Bertholier Chignin Bergeron 2017 

La Roussanne change de nom à Chignin, pour prendre le nom d’un abricot. Paqs étonnant: ce vin est une vraie caresse. L’abricot est là; mais aussi la pomme, la poire, le citron et la mandarine; la bouche est grasse, miellée, à la fois suave et vibrante. Du coing, de la sauge et des amandes amères viennent parachever cette oeuvre au blanc. Selon l’ami Marco, « sa pointe d’évolution lui donne encore un peu plus de complexité ». 
Johan le verrait bien en accompagnement d’asperges à la flamande; notre compère québécois Daniel Marcil, lui, penche plutôt pour des coquilles Saint-Jacques au fenouil.  

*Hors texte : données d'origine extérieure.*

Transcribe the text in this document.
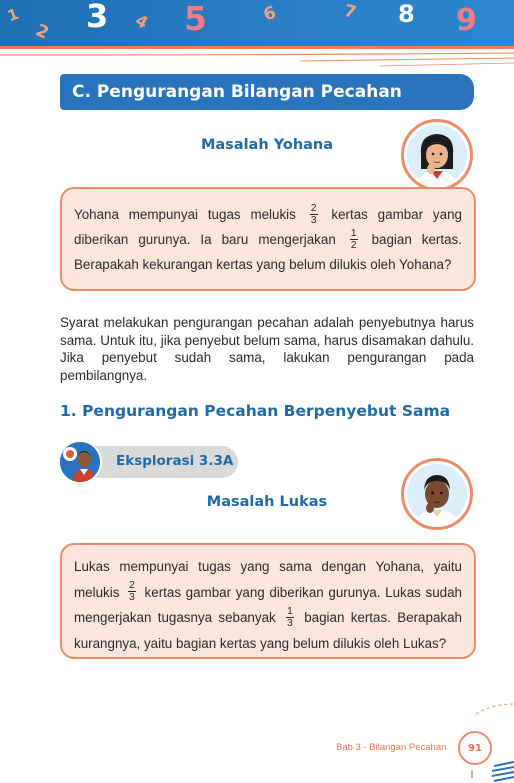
1
2 3 4 5	6	7 8 9
C. Pengurangan Bilangan Pecahan
Masalah Yohana
Yohana mempunyai tugas melukis $\frac{2}{3}$ kertas gambar yang diberikan gurunya. Ia baru mengerjakan $\frac{1}{2}$ bagian kertas. Berapakah kekurangan kertas yang belum dilukis oleh Yohana?

Syarat melakukan pengurangan pecahan adalah penyebutnya harus sama. Untuk itu, jika penyebut belum sama, harus disamakan dahulu. Jika penyebut sudah sama, lakukan pengurangan pada pembilangnya.

1. Pengurangan Pecahan Berpenyebut Sama
Eksplorasi 3.3A
Masalah Lukas
Lukas mempunyai tugas yang sama dengan Yohana, yaitu melukis $\frac{2}{3}$ kertas gambar yang diberikan gurunya. Lukas sudah mengerjakan tugasnya sebanyak $\frac{1}{3}$ bagian kertas. Berapakah kurangnya, yaitu bagian kertas yang belum dilukis oleh Lukas?
Bab 3 - Bilangan Pecahan	91
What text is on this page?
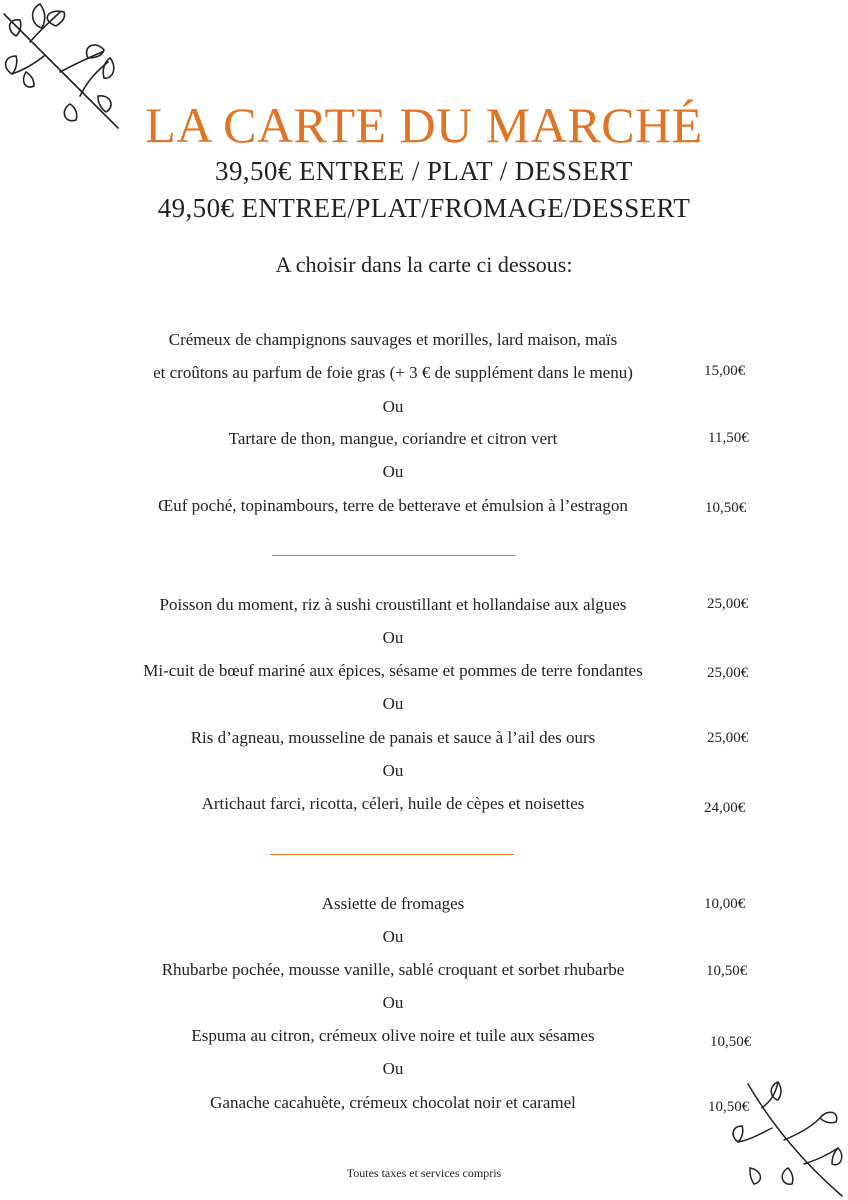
LA CARTE DU MARCHÉ
39,50€ ENTREE / PLAT / DESSERT
49,50€ ENTREE/PLAT/FROMAGE/DESSERT
A choisir dans la carte ci dessous:
Crémeux de champignons sauvages et morilles, lard maison, maïs
et croûtons au parfum de foie gras (+ 3 € de supplément dans le menu)	15,00€
Ou
Tartare de thon, mangue, coriandre et citron vert	11,50€
Ou
Œuf poché, topinambours, terre de betterave et émulsion à l’estragon	10,50€
Poisson du moment, riz à sushi croustillant et hollandaise aux algues	25,00€
Ou
Mi-cuit de bœuf mariné aux épices, sésame et pommes de terre fondantes	25,00€
Ou
Ris d’agneau, mousseline de panais et sauce à l’ail des ours	25,00€
Ou
Artichaut farci, ricotta, céleri, huile de cèpes et noisettes	24,00€
Assiette de fromages	10,00€
Ou
Rhubarbe pochée, mousse vanille, sablé croquant et sorbet rhubarbe	10,50€
Ou
Espuma au citron, crémeux olive noire et tuile aux sésames	10,50€
Ou
Ganache cacahuète, crémeux chocolat noir et caramel	10,50€
Toutes taxes et services compris
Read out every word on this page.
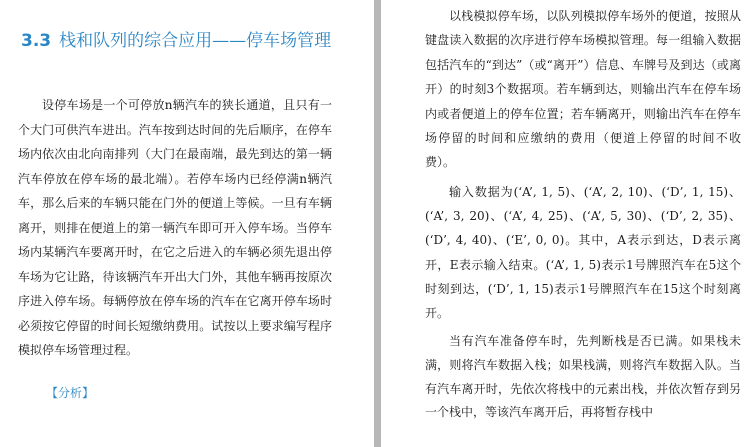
3.3 栈和队列的综合应用——停车场管理

设停车场是一个可停放n辆汽车的狭长通道，且只有一个大门可供汽车进出。汽车按到达时间的先后顺序，在停车场内依次由北向南排列（大门在最南端，最先到达的第一辆汽车停放在停车场的最北端）。若停车场内已经停满n辆汽车，那么后来的车辆只能在门外的便道上等候。一旦有车辆离开，则排在便道上的第一辆汽车即可开入停车场。当停车场内某辆汽车要离开时，在它之后进入的车辆必须先退出停车场为它让路，待该辆汽车开出大门外，其他车辆再按原次序进入停车场。每辆停放在停车场的汽车在它离开停车场时必须按它停留的时间长短缴纳费用。试按以上要求编写程序模拟停车场管理过程。

【分析】

以栈模拟停车场，以队列模拟停车场外的便道，按照从键盘读入数据的次序进行停车场模拟管理。每一组输入数据包括汽车的“到达”（或“离开”）信息、车牌号及到达（或离开）的时刻3个数据项。若车辆到达，则输出汽车在停车场内或者便道上的停车位置；若车辆离开，则输出汽车在停车场停留的时间和应缴纳的费用（便道上停留的时间不收费）。

输入数据为(‘A’, 1, 5)、(‘A’, 2, 10)、(‘D’, 1, 15)、(‘A’, 3, 20)、(‘A’, 4, 25)、(‘A’, 5, 30)、(‘D’, 2, 35)、(‘D’, 4, 40)、(‘E’, 0, 0)。其中，A表示到达，D表示离开，E表示输入结束。(‘A’, 1, 5)表示1号牌照汽车在5这个时刻到达，(‘D’, 1, 15)表示1号牌照汽车在15这个时刻离开。

当有汽车准备停车时，先判断栈是否已满。如果栈未满，则将汽车数据入栈；如果栈满，则将汽车数据入队。当有汽车离开时，先依次将栈中的元素出栈，并依次暂存到另一个栈中，等该汽车离开后，再将暂存栈中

Crémant de Savoie Philippe Viallet

La Savoie est une vieille région de bulles… mais abrite le plus jeune des Crémants. Celui met en avant deux cépages bien savoyards, la Jacquère et l’Altesse, auxquels il ajoute le Chardonnay. La robe très pâle ne signifie pourtant pas que ce vin manque de matière. Il se révèle au contraire assez exubérant au nez, entre citron confit et verveine; la bouche paraît plus délicate, fluide sans être fuyante, avec des notes de pain de seigle. Et quelle buvabilité, comme on dit de nos jours…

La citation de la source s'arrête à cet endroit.